Glen Canyon Dam Operations
Releases from Glen Canyon Dam in July 2007 will average 13,100 cubic feet per second (cfs) with a total of 804,000 acre-feet scheduled to be released for the month. On Mondays through Fridays in July, daily release fluctuations due to load following will likely vary between a low of 9,000 cfs (during late evening and early morning off-peak hours) to a high of 17,000 cfs (during daylight and early evening on-peak hours). On Saturdays, release fluctuations will likely vary between a low of 9,000 cfs to a high of 16,000 cfs. On Sundays, release fluctuations will likely vary between a low of 9,000 cfs to a high of 15,000 cfs.
Releases from Glen Canyon Dam in August 2007 will be similar to July. A total of 804,000 acre-feet is scheduled to be released August 2007, which is an average flow of 13,100 cfs. Releases are scheduled to be decreased in September. The current schedule shows 603,000 acre-feet of release in September 2007.
Upper Colorado River Basin Hydrology
Inflow to Lake Powell in June was much below average, but was greater than the volume forecasted. Unregulated inflow to Lake Powell in June 2007 was 1,307,500 acre-feet (42 percent of average). Projected unregulated inflow for June 2007 was 1,100,000 acre-feet, so while actual inflow was much below average, it was 207,500 acre-feet above the level forecasted.
April through July unregulated inflow to Lake Powell in 2007 is expected to be about 4.2 million acre-feet which is 53 percent of average. Water year inflow to Lake Powell for 2007 (October 2006 through September 2007) is projected to be 70 percent of average. The 2007 water year inflow was boostedby the heavy storm events that took place in October 2006 resulting in Lake Powell increasing by 6.2 feet during that particular month.

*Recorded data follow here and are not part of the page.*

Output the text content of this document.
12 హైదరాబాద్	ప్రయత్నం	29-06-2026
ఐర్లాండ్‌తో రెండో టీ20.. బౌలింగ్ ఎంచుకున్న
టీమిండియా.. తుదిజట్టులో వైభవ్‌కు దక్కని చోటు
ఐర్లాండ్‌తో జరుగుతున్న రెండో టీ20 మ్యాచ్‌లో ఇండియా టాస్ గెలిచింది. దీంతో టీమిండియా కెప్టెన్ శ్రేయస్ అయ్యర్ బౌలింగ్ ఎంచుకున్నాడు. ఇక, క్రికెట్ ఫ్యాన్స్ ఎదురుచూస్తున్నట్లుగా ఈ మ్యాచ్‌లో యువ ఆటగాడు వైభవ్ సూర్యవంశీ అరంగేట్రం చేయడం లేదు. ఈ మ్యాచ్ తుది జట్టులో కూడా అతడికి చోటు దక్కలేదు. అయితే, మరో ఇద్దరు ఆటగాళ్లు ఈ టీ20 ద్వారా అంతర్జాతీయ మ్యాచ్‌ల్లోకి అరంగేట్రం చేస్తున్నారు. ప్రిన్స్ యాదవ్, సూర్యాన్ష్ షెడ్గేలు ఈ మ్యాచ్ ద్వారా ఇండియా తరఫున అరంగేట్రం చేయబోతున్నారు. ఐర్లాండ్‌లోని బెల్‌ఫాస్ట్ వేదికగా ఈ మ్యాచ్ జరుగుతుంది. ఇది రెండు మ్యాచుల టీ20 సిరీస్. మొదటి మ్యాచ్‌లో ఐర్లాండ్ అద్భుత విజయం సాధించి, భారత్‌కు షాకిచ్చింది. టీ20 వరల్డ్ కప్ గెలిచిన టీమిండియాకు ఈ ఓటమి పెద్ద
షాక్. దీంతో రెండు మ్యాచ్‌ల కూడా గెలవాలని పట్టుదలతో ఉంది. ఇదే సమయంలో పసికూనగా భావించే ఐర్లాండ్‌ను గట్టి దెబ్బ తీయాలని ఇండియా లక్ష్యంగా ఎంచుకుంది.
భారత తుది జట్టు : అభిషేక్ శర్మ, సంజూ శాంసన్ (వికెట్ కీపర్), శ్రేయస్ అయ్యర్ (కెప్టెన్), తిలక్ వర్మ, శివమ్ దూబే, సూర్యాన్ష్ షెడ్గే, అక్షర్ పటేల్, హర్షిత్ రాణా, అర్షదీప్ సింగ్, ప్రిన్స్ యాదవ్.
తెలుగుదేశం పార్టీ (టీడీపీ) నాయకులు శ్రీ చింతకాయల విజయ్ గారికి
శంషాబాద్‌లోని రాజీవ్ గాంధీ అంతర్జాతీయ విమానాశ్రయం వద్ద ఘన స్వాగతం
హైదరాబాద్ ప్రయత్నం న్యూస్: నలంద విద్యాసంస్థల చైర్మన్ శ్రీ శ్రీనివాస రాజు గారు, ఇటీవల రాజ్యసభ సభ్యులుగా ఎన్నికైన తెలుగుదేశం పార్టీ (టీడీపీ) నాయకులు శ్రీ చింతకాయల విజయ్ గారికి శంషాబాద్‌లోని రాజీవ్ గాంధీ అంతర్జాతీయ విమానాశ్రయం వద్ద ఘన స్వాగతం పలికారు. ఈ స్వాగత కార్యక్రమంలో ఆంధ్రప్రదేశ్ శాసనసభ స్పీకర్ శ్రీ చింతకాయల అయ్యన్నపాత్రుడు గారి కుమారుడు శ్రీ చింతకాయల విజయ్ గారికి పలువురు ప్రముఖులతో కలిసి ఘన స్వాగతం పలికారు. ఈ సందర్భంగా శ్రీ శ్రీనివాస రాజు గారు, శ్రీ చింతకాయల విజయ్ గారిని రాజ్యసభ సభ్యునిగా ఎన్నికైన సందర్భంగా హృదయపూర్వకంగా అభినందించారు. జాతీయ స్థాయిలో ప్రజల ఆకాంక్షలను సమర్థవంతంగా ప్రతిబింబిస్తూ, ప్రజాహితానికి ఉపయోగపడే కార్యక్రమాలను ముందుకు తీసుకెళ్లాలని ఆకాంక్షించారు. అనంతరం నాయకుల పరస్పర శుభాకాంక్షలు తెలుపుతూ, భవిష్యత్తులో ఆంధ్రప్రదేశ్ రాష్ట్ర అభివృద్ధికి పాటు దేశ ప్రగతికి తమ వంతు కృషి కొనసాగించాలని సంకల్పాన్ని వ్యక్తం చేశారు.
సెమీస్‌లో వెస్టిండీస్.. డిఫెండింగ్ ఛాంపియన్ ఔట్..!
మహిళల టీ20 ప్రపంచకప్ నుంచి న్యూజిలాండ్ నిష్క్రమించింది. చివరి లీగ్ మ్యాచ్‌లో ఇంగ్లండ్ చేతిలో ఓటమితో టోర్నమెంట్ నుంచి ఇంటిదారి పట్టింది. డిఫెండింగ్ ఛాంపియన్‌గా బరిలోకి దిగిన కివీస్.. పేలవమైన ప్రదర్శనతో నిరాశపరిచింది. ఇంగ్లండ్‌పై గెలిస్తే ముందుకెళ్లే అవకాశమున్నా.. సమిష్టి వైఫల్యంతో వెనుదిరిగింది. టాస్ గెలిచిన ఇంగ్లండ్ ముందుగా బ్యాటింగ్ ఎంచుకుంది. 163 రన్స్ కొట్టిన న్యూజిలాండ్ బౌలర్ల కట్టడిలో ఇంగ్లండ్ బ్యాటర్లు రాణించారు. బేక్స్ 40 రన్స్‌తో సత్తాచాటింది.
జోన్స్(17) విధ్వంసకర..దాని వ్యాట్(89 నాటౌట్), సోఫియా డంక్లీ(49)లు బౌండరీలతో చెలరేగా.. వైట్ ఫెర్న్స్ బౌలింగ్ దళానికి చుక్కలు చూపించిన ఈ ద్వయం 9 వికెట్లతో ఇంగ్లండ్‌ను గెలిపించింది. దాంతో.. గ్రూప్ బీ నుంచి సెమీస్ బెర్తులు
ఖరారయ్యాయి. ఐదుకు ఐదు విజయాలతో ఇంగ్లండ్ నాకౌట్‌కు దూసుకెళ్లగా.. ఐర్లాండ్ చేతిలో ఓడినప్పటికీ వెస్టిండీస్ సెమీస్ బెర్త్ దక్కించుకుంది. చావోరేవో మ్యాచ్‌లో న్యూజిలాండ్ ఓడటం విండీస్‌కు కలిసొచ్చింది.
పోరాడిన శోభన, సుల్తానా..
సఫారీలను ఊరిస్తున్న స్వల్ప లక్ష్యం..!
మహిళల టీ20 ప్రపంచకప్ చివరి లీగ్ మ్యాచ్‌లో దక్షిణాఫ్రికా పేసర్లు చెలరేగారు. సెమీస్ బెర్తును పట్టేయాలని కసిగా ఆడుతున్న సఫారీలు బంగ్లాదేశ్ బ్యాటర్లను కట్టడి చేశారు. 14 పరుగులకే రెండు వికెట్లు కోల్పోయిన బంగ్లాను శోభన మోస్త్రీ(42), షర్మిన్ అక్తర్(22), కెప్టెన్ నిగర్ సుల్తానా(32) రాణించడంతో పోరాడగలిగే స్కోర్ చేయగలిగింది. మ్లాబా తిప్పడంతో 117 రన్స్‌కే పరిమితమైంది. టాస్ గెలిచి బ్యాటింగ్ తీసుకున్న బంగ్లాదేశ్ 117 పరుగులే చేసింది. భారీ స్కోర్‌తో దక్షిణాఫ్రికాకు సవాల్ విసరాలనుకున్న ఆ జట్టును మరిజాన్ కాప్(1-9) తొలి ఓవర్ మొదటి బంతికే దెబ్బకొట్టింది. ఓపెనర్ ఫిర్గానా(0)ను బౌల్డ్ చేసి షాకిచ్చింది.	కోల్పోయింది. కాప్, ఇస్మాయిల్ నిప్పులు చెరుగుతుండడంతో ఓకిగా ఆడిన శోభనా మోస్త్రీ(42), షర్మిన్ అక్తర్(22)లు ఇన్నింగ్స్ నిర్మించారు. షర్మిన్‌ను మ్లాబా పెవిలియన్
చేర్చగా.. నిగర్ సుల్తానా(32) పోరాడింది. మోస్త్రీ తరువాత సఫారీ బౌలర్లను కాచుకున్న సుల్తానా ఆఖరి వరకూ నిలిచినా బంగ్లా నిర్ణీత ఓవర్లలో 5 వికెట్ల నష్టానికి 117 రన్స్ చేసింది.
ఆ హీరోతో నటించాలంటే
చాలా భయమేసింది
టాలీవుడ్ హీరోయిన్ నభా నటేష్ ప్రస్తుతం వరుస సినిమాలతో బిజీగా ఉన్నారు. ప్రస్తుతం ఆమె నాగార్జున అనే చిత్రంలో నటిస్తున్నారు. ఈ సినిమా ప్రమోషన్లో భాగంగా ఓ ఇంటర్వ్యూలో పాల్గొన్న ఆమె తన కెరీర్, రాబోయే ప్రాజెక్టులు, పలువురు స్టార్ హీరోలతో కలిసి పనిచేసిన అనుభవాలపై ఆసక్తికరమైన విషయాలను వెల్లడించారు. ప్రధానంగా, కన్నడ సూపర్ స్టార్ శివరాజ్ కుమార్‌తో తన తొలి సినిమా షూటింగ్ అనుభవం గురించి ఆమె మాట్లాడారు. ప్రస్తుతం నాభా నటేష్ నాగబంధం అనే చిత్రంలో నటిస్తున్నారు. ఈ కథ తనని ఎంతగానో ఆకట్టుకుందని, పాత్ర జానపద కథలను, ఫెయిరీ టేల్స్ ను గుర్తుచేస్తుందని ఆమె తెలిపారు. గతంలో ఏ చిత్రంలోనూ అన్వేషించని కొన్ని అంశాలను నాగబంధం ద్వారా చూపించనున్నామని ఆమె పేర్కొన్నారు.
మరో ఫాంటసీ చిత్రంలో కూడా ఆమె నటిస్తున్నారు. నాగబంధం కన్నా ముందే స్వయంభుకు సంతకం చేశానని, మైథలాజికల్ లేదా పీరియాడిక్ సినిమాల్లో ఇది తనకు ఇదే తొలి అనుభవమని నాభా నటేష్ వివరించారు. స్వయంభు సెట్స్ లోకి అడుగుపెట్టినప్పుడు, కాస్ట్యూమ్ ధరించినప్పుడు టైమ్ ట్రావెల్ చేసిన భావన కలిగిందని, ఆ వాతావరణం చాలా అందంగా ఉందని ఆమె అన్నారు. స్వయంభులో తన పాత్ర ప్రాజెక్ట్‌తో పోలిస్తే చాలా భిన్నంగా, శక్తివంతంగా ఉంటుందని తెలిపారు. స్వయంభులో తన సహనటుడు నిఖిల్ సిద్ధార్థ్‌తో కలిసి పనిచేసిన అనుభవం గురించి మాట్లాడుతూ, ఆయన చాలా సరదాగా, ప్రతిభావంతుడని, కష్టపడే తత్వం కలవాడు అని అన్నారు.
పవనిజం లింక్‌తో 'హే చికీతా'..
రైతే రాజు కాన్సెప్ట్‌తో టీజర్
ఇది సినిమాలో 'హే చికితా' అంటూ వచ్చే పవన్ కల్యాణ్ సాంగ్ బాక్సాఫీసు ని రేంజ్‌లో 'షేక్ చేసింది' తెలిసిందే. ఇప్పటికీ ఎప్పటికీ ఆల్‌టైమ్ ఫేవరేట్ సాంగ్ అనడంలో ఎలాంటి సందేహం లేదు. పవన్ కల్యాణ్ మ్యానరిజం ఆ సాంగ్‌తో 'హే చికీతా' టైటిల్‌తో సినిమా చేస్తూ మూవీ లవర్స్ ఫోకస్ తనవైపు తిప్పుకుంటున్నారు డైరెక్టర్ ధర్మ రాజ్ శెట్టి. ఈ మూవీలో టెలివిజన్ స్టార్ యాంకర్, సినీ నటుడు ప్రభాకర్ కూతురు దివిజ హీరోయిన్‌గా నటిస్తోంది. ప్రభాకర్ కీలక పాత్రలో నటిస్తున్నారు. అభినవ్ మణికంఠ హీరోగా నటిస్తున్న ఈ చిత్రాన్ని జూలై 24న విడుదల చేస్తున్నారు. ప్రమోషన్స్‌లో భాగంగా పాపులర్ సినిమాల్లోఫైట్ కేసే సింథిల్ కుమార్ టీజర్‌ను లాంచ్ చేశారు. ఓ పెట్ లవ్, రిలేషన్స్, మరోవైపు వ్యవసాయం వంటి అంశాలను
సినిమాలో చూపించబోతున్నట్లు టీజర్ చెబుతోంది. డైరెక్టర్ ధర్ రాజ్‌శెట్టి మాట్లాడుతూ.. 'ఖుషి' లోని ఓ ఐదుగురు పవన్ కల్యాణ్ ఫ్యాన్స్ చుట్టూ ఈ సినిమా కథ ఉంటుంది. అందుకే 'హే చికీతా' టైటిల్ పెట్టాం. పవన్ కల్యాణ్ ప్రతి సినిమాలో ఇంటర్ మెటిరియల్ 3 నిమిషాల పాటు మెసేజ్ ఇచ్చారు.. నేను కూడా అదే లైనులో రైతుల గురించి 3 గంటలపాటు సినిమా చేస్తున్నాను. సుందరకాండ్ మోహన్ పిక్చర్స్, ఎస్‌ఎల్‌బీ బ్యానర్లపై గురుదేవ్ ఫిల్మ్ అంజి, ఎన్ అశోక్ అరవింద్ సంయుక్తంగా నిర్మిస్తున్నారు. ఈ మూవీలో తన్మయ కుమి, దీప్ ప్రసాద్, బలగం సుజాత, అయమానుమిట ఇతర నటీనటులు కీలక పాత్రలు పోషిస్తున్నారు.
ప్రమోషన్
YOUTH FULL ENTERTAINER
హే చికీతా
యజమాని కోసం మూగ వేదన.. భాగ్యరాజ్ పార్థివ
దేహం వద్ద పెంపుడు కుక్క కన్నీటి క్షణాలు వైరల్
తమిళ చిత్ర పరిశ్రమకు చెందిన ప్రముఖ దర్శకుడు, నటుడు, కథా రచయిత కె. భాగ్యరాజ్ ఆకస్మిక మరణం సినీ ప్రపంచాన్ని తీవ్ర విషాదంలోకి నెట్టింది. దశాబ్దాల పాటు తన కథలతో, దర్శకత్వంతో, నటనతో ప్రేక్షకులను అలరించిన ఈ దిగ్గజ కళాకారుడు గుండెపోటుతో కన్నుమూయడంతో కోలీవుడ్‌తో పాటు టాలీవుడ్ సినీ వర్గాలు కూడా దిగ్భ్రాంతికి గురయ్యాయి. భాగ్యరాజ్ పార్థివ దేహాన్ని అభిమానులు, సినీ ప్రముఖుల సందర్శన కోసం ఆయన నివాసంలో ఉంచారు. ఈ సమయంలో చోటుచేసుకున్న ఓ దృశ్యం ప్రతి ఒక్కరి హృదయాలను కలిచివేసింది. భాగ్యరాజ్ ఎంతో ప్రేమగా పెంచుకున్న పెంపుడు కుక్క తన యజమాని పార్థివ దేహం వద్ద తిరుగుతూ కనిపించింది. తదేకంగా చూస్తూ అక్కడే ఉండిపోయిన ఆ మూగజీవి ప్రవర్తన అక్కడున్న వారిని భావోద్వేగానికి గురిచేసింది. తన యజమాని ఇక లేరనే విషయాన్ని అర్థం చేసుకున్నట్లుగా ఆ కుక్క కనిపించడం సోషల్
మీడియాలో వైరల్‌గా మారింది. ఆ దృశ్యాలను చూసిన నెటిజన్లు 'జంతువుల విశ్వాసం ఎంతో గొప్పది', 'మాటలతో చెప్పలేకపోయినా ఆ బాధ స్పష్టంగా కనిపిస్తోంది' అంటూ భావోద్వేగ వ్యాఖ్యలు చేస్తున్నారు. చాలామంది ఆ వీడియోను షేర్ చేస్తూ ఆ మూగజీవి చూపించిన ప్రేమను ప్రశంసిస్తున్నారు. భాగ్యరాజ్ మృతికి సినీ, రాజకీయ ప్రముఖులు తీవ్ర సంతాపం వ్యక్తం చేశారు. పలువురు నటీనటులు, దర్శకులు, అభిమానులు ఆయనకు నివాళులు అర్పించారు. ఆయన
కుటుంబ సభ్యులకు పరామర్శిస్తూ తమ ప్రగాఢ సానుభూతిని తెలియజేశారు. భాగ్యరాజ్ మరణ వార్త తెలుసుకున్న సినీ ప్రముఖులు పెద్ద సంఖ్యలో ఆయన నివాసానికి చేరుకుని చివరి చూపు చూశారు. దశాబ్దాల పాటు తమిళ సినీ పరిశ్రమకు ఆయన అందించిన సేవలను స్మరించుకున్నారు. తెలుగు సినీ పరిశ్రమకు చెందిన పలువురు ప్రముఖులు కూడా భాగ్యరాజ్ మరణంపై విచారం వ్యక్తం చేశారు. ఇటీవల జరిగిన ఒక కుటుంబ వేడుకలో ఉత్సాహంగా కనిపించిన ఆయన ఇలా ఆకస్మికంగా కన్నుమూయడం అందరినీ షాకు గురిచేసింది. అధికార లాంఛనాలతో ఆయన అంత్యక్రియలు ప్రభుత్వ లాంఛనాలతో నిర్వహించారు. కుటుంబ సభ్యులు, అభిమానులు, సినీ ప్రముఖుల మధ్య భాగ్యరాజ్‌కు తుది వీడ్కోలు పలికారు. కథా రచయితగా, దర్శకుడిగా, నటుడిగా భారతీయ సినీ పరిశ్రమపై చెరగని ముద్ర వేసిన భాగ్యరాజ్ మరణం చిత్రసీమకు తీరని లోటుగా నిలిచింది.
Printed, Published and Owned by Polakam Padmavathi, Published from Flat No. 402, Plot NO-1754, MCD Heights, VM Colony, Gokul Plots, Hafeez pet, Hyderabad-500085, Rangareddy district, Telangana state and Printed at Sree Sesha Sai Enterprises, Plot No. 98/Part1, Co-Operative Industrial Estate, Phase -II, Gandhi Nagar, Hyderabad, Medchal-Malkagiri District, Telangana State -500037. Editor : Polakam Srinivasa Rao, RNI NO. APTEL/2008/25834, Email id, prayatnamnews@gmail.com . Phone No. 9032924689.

Lake Powell reached a seasonal peak elevation of 3,611.7 feet on June 25, 2007. The current elevation of Lake Powell (July 5, 2007) is 3,611.2 feet with 12.85 million acre-feet of storage (53 percent of capacity).
The water surface elevation of Lake Powell will likely decrease between now and March of 2008. The projected elevation of Lake Powell on January 1, 2008 is 3,599 feet.
Upper Colorado River Basin Drought
The Upper Colorado River Basin is experiencing a protracted multi-year drought. Since 1999, inflow to Lake Powell has been below average in every year except one.
In the summer of 1999, Lake Powell was essentially full with reservoir storage at 23.5 million acre-feet, or 97 percent of capacity. Inflow to Lake Powell in 1999 was 109 percent of average. The manifestation of drought conditions in the Upper Colorado River Basin began in the fall months of 1999. A five year period of extreme drought occurred in water years 2000, 2001, 2002, 2003, and 2004 with unregulated inflow to Lake Powell only 62, 59, 25, 51, and 49 percent of average, respectively. Lake Powell storage decreased through this five-year period, with reservoir storage reaching a low of 8.0 million acre-feet (33 percent of capacity) on April 8, 2005.
Drought conditions eased in water year 2005 in the Upper Colorado River Basin. Precipitation was above average in 2005 and unregulated inflow to Lake Powell was 105 percent of average. Lake Powell increased by 2.77 million acre-feet (31 feet in elevation) during water year 2005. But as is often the case, one favorable year does not necessarily end a protracted drought. In 2006, there was a return to drier conditions in the Colorado River Basin. Unregulated inflow to Lake Powell in water year 2006 was only 73 percent of average.
Water year 2007 will be another year of below average inflow. The current projection for April through July runoff into Lake Powell is only 53 percent of average. Projected inflow to Lake Powell for the entire 2007 water year is 70 percent of average. With 2007 projected to be a below average inflow year, one sees that over the past 8 years (2000 through 2007, inclusive) inflow to Lake Powell will have been below average in all but one year (2005).
Reservoir storage in Lake Powell and Lake Mead has decreased during the past 8 years. Reservoir storage in Lake Powell and Lake Mead is currently 53 and 49 percent of capacity, respectively.